When they get involved, the message shifts from “we need more people and I heard you might be looking” to the infinitely more appealing, “I would love to have you swing by the office and give me your opinion on our technical architecture and security plans.” Not long after we started trying this strategy, it tripled our rate of positive responses by candidates. We’ve also found that those who start LinkedIn’s hiring process this way make it through their interviews more quickly and successfully than those who don’t.
These days, we look less at where somebody’s gone to school or worked in the past, and more at their ability to adapt and absorb new information. And even though we’re hiring for tech skills, we still dig deep into soft skills.
After studying the engineers who’ve done well here, we found that many don’t have a “pedigreed” engineering background, and many came from a different track altogether. Certain roles actually require a variety of skills that an engineering program might not have delivered. Instead, we prefer to hire smart people with strong soft skills who can then “skill up” on the job. To help make it happen, we created a very focused engineering bootcamp for developing specific tech skills and hanging on to our most talented employees.

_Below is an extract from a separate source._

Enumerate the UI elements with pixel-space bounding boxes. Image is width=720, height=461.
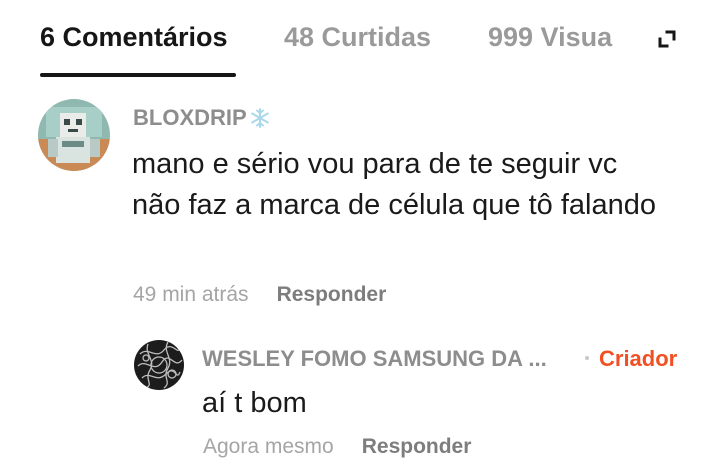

Since we’re fishing in the same pond as other high-tech employers, our recruiting team has had to get creative–and that’s meant using LinkedIn data to identify untapped talent pools, including at smaller or lesser-known companies. Not only do great people work in those places, but it’s often easier to get their attention.
The same goes for schools and educational background: We do our best to look where others aren’t looking, and have built some tools to help. As we add facets into a search on LinkedIn’s Recruiter software, for instance, the system runs algorithms across 467 million members and will start making suggestions you might not have considered, like pinpointing graduates of Maharaja University instead of a highly sought-after Stanford grad.
Next year’s list of hot job skills might show a totally different top 10, with a less technical focus. But for now, we’ve found that giving more of a human touch to even the most high-tech recruiting can go a long way. And when you think about it, that’s not so surprising after all.
Brendan Browne is VP of global talent acquisition at LinkedIn.